In old tall ship days, shipwrights would spent a great deal of time in the woods looking for knees. (crotch of tree and limb joint) They would use them for the right angle supports from the frame to the decks above.
Very strong.
BB
Yea, that is true about the boats. I have a W Oak tree on some woodland that they would have liked. I have been contemplating taking this tree down. It was laid down in an ice storm when it was young. It then turned back up toward the sky about 10' over. It looks like a giant N, and may become a big bench. It is about the right size now, which is about 24" diameter. I will have to do all of the sawing with the chain-saw. I think that would be easier than trying to alter my woodmizer, which probably doesn't cut wide enough to make the turns anyway. I think I might build scaffolding so I could rip it up while it is standing. It is just too hard to push and control a big chain saw flat or horizontal. That is the kind of projects that I would rather be doing than making chairs which have lines that "Normal people" would expect to see. But this is my livelihood, and I have to do projects that people buy or usually commission me to make.

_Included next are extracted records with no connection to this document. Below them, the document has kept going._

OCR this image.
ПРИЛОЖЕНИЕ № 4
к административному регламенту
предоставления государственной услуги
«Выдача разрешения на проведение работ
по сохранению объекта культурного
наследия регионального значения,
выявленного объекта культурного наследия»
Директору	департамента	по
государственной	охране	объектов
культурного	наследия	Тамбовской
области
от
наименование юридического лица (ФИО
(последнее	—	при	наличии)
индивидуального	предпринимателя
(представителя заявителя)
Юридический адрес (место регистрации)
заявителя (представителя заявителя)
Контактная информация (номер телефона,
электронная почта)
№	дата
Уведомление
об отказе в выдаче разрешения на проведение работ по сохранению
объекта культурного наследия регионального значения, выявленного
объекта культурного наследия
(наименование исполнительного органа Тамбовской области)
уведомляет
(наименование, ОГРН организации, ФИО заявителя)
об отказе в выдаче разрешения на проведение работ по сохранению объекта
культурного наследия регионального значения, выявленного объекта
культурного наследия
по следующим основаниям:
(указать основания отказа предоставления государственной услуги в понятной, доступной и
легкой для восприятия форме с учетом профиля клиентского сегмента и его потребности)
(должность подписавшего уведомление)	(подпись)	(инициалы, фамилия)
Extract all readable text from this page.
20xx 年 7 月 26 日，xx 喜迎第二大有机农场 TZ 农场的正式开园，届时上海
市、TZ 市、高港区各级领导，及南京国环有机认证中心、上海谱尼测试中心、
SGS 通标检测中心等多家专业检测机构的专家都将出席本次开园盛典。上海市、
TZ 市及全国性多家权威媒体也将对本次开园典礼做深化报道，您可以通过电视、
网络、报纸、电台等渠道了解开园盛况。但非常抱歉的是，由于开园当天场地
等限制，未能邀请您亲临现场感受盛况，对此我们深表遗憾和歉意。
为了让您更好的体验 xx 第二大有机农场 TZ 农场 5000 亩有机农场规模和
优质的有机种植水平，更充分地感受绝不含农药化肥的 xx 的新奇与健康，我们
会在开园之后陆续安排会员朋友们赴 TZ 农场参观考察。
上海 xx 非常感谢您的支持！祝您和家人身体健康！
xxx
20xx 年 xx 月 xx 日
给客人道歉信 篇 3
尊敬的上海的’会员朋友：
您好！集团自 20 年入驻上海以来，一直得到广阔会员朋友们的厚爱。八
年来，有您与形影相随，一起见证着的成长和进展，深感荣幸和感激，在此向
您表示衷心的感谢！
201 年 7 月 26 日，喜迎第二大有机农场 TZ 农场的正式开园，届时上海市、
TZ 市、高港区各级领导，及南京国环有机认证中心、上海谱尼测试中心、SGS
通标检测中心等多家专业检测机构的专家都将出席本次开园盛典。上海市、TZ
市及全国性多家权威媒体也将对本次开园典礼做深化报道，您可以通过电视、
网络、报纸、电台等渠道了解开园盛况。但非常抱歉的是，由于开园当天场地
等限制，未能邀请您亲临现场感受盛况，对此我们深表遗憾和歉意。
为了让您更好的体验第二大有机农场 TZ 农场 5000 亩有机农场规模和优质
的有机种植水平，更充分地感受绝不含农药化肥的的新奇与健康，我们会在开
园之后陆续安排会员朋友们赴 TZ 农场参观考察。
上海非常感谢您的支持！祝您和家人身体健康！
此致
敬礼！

Keith,"I think I might build scaffolding so I could rip it up while it is standing."That gives me chills just thinking about it.Maybe you need one of those new DYI Cool Tool "N"saws :)Best
BB
Keith,
I'm no chairmaker, but boiler brought up a good point about shipwrights using crooks of the tree to their advantage. Gun makers used wood like this for gun stocks - in fact, some of the best stocks came from a board with a crook right at the transition from rear stock to forearm. These made stronger stocks than those cut from straight-grained planks.
Best of luck, and let's see some photos when the chairs are done.
Lee
Yes I know I have another log out there which I need to cut up for that purpose for a fellow. The trouble with it though is that it was from a yard tree, near a house, and the grain is spiraling around it at about 45º, so I don't think it would be any good for that. I should just get back to doing some turnings and use it for that. It is about 36" at the base, and 50 ~ 60" through the crotch and about 8' long. It just doesn't make a lot of sense to saw it into lumber with that much grain runout.
Kieth,
Sounds like you have some nice logs. Do you sell lumber as well or just "roll your own"?